Jadi begitu, kalian harus membeli rumah untuk pernikahannya, batin Fira. Yuni masih mendengarkan dengan seksama.
"Begitulah, kami masih sedikit kekurangan uang, dan kami berharap kami bisa meminjam sedikit dari kalian,"
Fira menunduk dan tersenyum mendengarnya. Ini seperti yang telah diduga olehnya.
"Bibi pasti sedang bercanda. Kalau keluarga kami punya uang untuk membeli rumah, apa kami akan tetap tinggal di rumah orang lain?"
Sasa tersenyum dan menatapnya "Oh, tapi kudengar ayahmu baru saja memberimu dua milyar rupiah."
Senyum Fira perlahan menghilang dari wajahnya.
Jadi, bagaimana mungkin keluarga bibinya tahu kalau dia punya uang?
Yuni tampak bingung. Apa Rudi sudah mengirim uangnya?
Fira menyeringai lagi "Siapa yang mengatakan itu pada bibi? Kamu tidak tahu apa yang sudah dilakukan ayah pada kami, bagaimana mungkin dia mau memberi kami dua milyar rupiah?"
Sasa segera mengeluarkan ponselnya "Nak, aku menerima pesan teks yang mengatakan bahwa kamu menerima uang dua milyar rupiah kemarin lusa.
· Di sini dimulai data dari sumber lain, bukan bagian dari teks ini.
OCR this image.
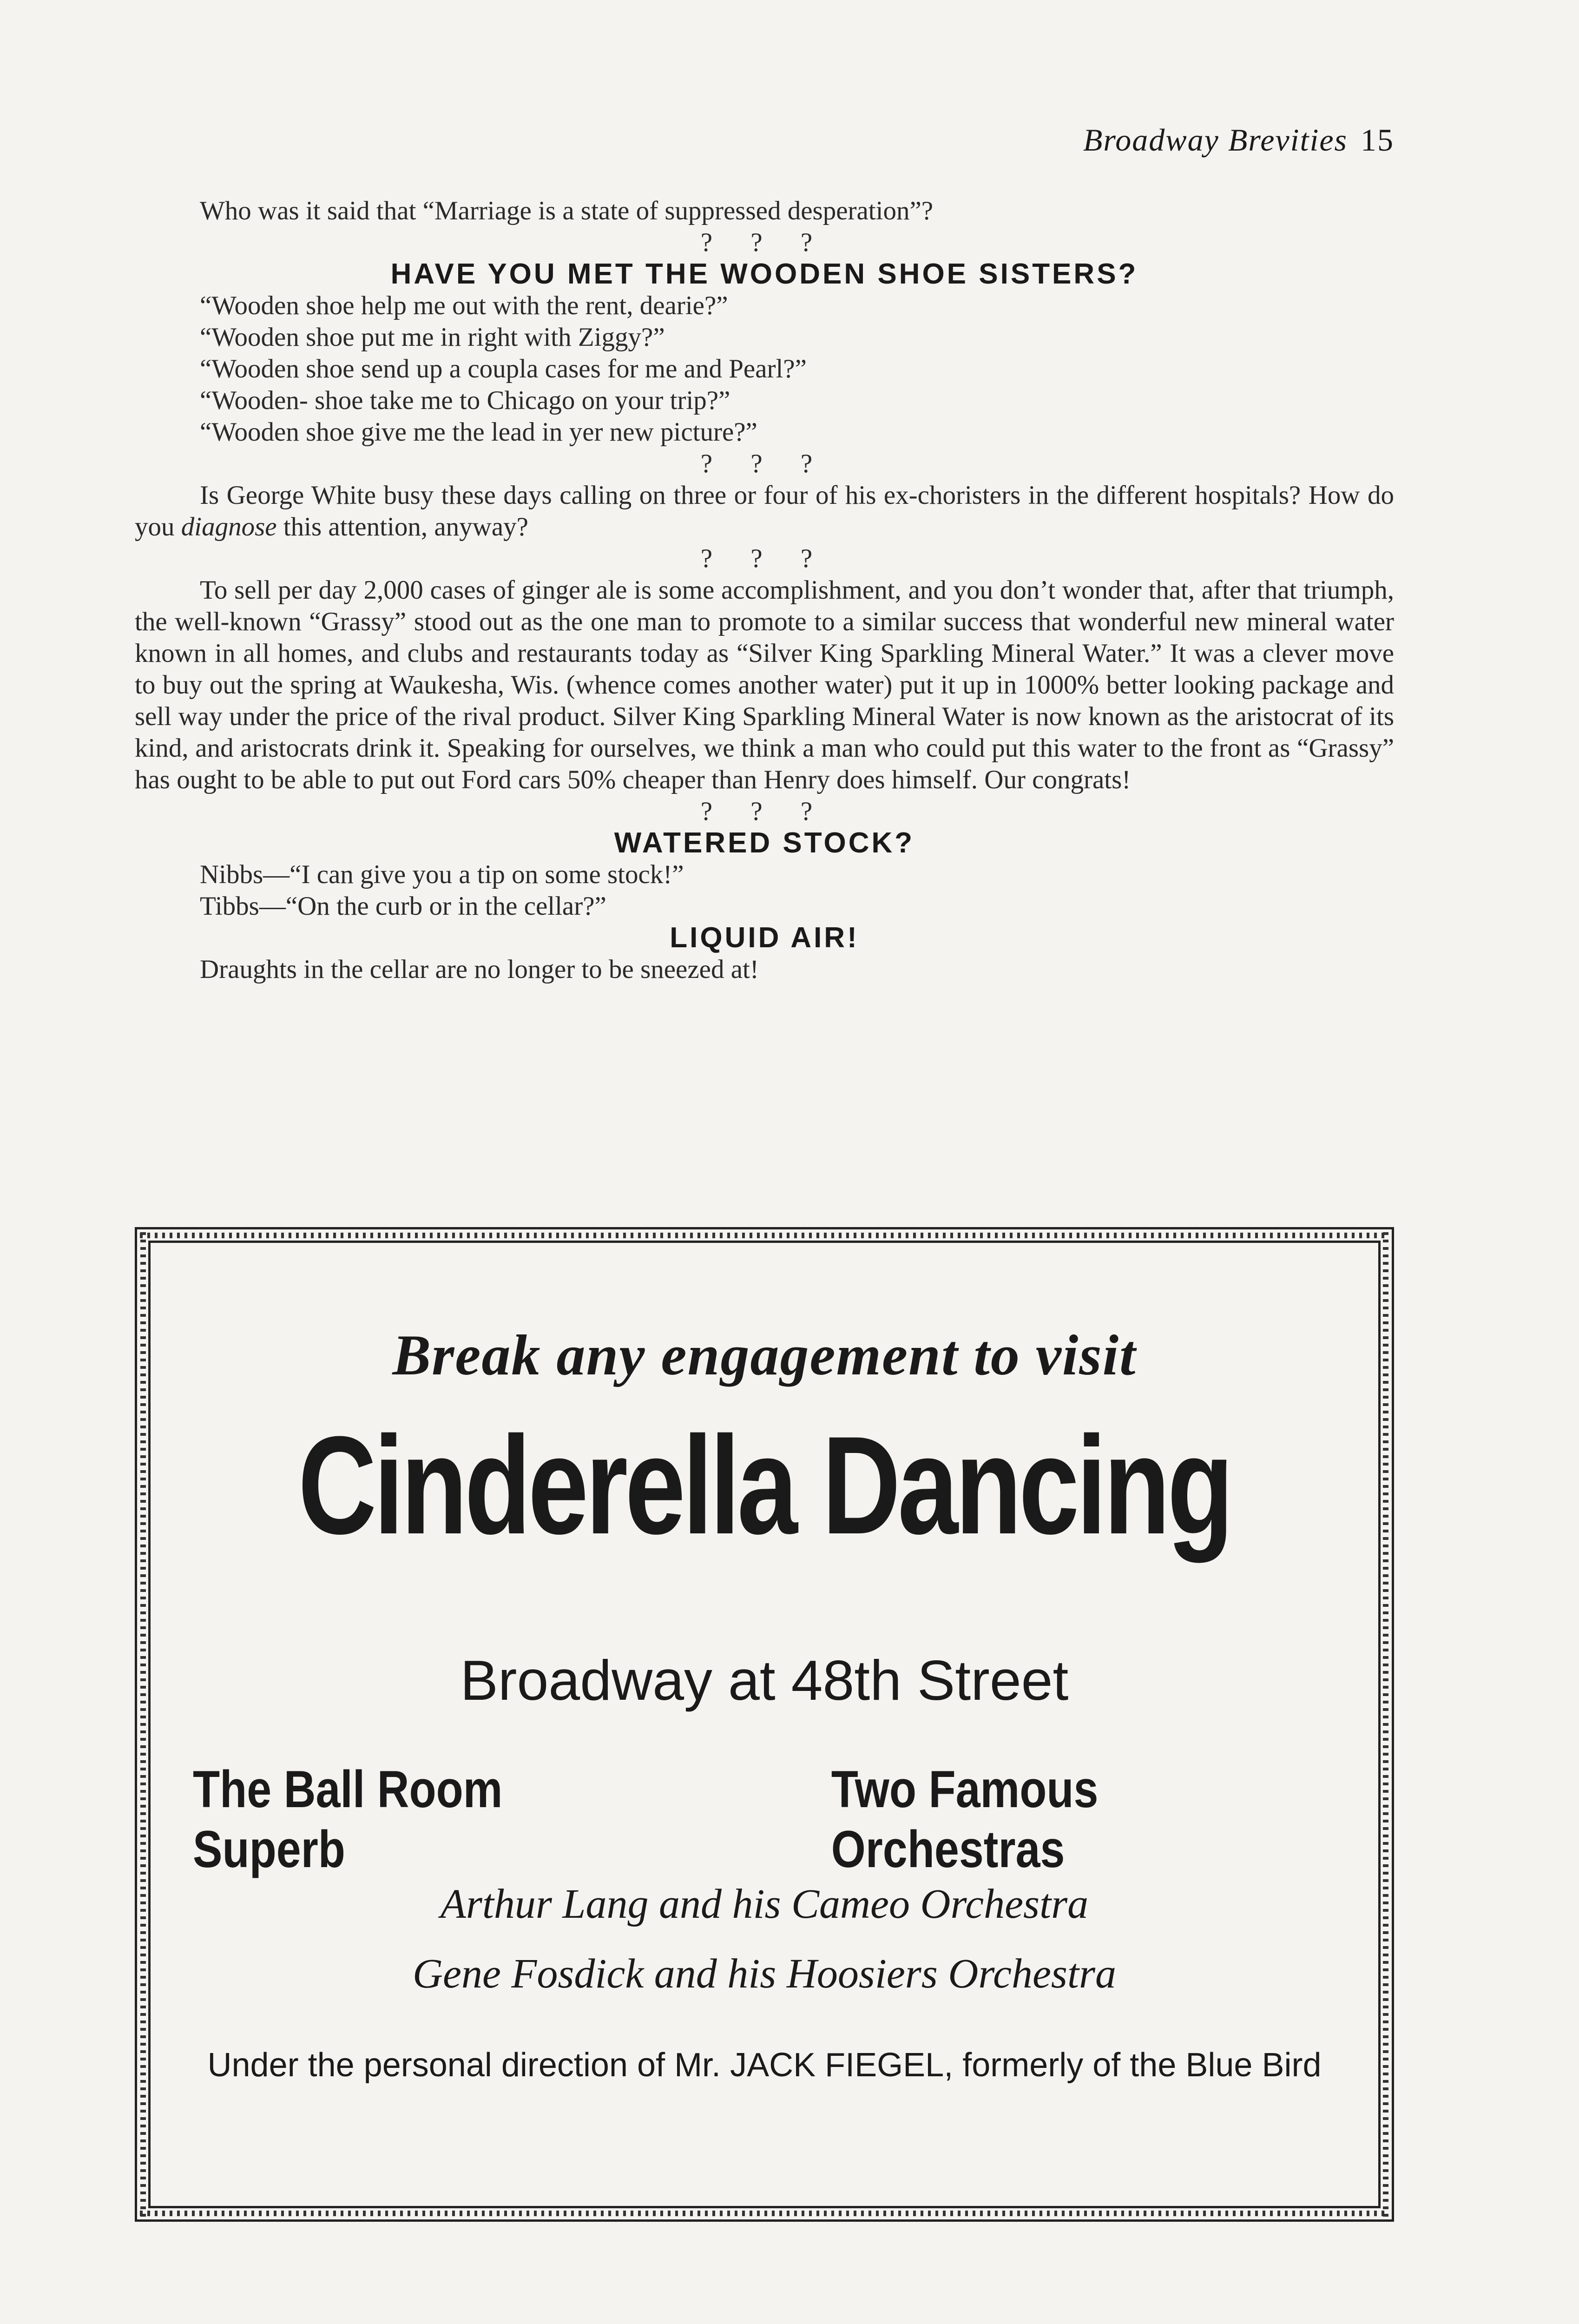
Broadway Brevities 15
Who was it said that “Marriage is a state of suppressed desperation”?
? ? ?
HAVE YOU MET THE WOODEN SHOE SISTERS?
“Wooden shoe help me out with the rent, dearie?”
“Wooden shoe put me in right with Ziggy?”
“Wooden shoe send up a coupla cases for me and Pearl?”
“Wooden- shoe take me to Chicago on your trip?”
“Wooden shoe give me the lead in yer new picture?”
? ? ?
Is George White busy these days calling on three or four of his ex-choristers in the different hospitals? How do you diagnose this attention, anyway?
? ? ?
To sell per day 2,000 cases of ginger ale is some accomplishment, and you don’t wonder that, after that triumph, the well-known “Grassy” stood out as the one man to promote to a similar success that wonderful new mineral water known in all homes, and clubs and restaurants today as “Silver King Sparkling Mineral Water.” It was a clever move to buy out the spring at Waukesha, Wis. (whence comes another water) put it up in 1000% better looking package and sell way under the price of the rival product. Silver King Sparkling Mineral Water is now known as the aristocrat of its kind, and aristocrats drink it. Speaking for ourselves, we think a man who could put this water to the front as “Grassy” has ought to be able to put out Ford cars 50% cheaper than Henry does himself. Our congrats!
? ? ?
WATERED STOCK?
Nibbs—“I can give you a tip on some stock!”
Tibbs—“On the curb or in the cellar?”
LIQUID AIR!
Draughts in the cellar are no longer to be sneezed at!
Break any engagement to visit
Cinderella Dancing
Broadway at 48th Street
The Ball Room Superb
Two Famous Orchestras
Arthur Lang and his Cameo Orchestra
Gene Fosdick and his Hoosiers Orchestra
Under the personal direction of Mr. JACK FIEGEL, formerly of the Blue Bird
Kamu sebaiknya mengatakan yang sejujurnya. Kalau kamu meminjamnya maka kamu harus mengembalikannya. Bagaimanapun juga, kita masih kerabat, jadi ceritakan saja yang sebenarnya..."
Fira menduga bahwa orang yang memberitahukan kabar itu pasti Lulu.
Ini benar-benar diluar dugaan.
Dia melihat nomor ponsel itu.
"Fira, paman juga pasti akan membelikan rumah untuk hadiah pernikahan adik-adik lelakimu, dan karena itulah sekarang aku berbicara denganmu. Ketika akan membeli rumah, bukankah kerabat seharusnya saling membantu?"
Sasa berkata lagi "Ya, kami hanya ingin meminjam 1,5 milyar rupiah. Itu bukan jumlah yang besar kan untuk membeli rumah, hanya 1,5 milyar rupiah,"
Fira tersenyum dan memandangnya "Apa bibi tidak tahu bahwa bank juga bisa memberikan pinjaman? Kalau bibi merasa bunga pinjaman di bank itu termasuk tinggi, maka bibi bisa menggunakan pinjaman dana hemat. Melanie dan Raka sudah bisa bekerja dan tabungan mereka pasti sudah terkumpul cukup banyak. Tentunya kalian tidak akan kesulitan untuk membayar kembali pinjaman itu."
"Nak, bukankah kita masih harus membayar bunga pinjaman? Kenapa kita harus membiarkan bank mendapatkan uang dari kita?"
Fira tertawa mendengarnya "Apakah bibi ingin memberikan bunga itu padaku? Baiklah, bunga pinjaman terendah mungkin sekitar 3,5 persen. Karena kita semua masih kerabat, aku bisa meminjamkan uangnya dan menghitung bunganya sebesar 3 persen?"
Wajah anggota keluarga itu menjadi dingin.